Originally to acheive our first goal, we tried to use Nicholas Egan’s pepper pathway code to download and format the data. However, while we were able to decipher how it worked, it ended up not being all that useful to us, so Kathy downloaded all the gene files related to colon adenocarcinoma onto her computer . Unfortunately, we’re still not really sure how to use them. We wrote a code that took text files containing information on edges and nodes and spit out a graph with color-coded nodes that were labeled with the node name and type and edges that were labeled with the type of interaction that was occuring between the two nodes for example “physical” or “phosphorylation”. I have attached to examples of the graphs we produced below, one very complex and the other very simple.

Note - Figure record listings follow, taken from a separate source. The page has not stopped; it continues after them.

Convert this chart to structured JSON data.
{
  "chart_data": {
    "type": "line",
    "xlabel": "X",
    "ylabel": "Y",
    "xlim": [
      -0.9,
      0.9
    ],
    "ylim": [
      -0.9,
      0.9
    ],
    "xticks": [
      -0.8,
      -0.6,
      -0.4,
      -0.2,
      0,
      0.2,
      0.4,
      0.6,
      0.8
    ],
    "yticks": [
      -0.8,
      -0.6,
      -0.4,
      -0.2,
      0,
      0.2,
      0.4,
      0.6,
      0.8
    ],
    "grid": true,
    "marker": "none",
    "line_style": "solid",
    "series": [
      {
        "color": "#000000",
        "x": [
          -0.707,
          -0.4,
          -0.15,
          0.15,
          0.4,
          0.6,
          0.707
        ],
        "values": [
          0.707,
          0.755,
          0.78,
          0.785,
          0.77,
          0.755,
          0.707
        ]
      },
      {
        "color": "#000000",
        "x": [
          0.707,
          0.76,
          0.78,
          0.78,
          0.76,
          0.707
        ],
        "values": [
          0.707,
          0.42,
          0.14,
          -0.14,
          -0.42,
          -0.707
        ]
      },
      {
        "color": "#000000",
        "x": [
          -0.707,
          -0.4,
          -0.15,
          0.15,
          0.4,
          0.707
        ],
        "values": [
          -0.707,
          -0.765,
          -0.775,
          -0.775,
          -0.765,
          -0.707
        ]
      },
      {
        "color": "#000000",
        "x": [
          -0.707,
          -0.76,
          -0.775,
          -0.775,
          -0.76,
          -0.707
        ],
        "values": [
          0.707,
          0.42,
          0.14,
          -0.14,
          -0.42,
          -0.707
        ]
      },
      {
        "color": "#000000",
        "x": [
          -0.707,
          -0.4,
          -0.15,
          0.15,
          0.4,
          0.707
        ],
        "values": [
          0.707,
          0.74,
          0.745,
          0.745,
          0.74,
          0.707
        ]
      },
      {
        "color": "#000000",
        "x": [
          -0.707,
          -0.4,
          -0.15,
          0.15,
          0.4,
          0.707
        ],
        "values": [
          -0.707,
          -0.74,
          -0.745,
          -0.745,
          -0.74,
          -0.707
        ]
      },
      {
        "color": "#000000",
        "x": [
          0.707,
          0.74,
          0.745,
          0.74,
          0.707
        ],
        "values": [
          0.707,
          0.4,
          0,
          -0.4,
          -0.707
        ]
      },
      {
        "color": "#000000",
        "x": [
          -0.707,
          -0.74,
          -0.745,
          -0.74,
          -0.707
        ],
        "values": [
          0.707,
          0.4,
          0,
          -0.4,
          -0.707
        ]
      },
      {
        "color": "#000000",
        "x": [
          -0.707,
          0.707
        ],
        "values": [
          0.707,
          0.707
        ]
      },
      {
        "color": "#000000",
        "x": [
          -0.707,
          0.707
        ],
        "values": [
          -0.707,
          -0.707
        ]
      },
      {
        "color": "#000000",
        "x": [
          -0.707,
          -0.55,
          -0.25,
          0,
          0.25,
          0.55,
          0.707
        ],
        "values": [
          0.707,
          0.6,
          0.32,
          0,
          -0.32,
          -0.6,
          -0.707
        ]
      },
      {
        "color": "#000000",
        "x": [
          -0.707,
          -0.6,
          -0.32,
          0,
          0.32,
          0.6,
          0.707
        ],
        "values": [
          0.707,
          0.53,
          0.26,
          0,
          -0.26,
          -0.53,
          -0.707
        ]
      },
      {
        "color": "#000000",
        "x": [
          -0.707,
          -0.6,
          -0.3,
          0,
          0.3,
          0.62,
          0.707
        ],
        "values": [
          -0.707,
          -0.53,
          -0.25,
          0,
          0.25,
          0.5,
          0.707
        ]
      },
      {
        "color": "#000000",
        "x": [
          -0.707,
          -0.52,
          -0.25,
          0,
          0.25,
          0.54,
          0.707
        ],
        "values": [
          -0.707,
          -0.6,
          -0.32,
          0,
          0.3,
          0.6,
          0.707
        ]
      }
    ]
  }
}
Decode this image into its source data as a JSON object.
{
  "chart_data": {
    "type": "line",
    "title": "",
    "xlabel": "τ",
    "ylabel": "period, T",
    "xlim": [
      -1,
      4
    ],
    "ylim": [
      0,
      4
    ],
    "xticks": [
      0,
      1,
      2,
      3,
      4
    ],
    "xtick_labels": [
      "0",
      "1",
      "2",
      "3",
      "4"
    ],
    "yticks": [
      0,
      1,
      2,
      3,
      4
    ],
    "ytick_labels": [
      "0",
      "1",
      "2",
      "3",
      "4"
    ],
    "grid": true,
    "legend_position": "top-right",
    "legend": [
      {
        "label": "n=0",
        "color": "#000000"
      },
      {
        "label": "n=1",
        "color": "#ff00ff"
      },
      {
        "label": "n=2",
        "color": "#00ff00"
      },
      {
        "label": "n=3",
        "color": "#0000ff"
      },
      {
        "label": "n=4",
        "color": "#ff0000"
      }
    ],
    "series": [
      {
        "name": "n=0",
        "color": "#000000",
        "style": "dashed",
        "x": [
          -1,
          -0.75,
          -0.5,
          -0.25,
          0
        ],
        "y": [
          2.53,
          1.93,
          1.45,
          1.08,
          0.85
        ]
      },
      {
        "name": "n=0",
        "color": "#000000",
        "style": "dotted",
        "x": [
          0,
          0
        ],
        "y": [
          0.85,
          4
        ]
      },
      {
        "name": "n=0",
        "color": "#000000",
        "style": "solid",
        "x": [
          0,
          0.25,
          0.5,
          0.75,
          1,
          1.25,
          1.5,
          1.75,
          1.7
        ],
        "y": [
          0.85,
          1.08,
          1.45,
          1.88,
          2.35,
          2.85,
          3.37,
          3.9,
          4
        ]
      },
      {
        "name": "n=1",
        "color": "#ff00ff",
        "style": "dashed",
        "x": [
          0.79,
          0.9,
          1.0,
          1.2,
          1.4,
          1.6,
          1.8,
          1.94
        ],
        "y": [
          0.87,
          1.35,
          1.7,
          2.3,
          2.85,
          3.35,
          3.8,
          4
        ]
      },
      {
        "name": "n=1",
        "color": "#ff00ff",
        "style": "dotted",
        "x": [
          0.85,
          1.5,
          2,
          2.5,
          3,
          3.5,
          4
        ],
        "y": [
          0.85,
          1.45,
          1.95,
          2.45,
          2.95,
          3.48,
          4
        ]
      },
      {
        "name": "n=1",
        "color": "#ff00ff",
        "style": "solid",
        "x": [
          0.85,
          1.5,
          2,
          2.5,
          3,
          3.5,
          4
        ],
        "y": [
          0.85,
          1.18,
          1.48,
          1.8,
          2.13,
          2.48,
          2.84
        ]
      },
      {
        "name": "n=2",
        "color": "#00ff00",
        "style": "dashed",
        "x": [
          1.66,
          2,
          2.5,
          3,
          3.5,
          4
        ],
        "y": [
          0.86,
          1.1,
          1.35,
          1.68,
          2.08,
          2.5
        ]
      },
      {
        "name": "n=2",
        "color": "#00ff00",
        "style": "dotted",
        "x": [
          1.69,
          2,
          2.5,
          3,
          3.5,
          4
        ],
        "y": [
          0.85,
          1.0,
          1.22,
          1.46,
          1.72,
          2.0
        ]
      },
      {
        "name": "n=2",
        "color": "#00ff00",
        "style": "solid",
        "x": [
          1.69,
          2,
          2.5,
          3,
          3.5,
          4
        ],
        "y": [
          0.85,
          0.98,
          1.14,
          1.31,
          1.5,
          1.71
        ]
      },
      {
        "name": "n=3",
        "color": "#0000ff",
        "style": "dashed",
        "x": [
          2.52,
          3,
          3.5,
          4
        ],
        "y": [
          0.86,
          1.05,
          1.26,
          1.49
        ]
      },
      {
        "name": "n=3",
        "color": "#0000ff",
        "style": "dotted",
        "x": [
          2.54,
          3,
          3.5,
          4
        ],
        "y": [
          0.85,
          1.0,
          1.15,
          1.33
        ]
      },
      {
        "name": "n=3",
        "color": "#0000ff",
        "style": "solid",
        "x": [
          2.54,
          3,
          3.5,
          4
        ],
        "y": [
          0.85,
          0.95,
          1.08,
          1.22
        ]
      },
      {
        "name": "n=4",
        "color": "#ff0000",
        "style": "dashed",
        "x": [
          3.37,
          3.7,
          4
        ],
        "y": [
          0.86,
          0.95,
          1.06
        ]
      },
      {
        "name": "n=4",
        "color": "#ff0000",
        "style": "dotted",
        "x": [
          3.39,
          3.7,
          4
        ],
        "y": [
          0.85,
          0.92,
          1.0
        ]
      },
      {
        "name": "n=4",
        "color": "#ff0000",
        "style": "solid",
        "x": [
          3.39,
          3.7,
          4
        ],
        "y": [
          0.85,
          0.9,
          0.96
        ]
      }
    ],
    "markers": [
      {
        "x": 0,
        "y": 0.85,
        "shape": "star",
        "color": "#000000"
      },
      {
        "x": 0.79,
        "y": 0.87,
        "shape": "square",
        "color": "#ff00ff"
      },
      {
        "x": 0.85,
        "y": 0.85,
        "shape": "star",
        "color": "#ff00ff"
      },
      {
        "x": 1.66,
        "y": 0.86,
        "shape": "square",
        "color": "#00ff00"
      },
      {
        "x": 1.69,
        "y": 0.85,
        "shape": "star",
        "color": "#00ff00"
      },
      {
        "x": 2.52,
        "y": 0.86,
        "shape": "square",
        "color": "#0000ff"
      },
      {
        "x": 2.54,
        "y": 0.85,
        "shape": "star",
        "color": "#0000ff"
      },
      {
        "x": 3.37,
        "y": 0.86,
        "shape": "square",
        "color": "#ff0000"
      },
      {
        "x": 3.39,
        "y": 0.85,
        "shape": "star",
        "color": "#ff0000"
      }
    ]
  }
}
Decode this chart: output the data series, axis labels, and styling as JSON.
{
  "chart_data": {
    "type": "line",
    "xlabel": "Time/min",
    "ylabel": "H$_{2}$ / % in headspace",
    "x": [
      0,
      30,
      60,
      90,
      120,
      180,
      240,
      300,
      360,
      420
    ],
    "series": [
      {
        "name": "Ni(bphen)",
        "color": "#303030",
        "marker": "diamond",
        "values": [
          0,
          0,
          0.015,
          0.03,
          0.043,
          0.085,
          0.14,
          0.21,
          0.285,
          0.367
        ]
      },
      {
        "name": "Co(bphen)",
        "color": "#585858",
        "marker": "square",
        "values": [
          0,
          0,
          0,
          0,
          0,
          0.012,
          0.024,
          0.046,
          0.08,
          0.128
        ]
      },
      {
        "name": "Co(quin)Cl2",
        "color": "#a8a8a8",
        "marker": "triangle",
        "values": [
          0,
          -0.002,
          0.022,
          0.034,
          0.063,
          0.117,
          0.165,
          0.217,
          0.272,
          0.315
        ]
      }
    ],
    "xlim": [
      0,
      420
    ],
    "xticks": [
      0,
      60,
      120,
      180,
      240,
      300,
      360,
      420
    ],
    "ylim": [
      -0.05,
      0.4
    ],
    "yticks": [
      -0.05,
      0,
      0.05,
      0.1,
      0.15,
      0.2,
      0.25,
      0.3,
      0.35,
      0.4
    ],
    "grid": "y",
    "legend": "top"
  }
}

We also ran PathLinker on the Wnt pathway and made a graph of the top 200 best paths produced.
Moving forward we have several goals. Kathy is trying to figure out how to implement LocPL. I am still trying to figure out how to process and use the FireBrowse data. Because I will need to integrate methylation data from FireBrowse in my project, it is essential I figure out how to use it.
Overall, this week I have learned a lot about data processing, writing code to read text files, and using NetPath, PathLinker, FireBrowse, and GraphSpace. These skills should come in handy as I move forward in my project.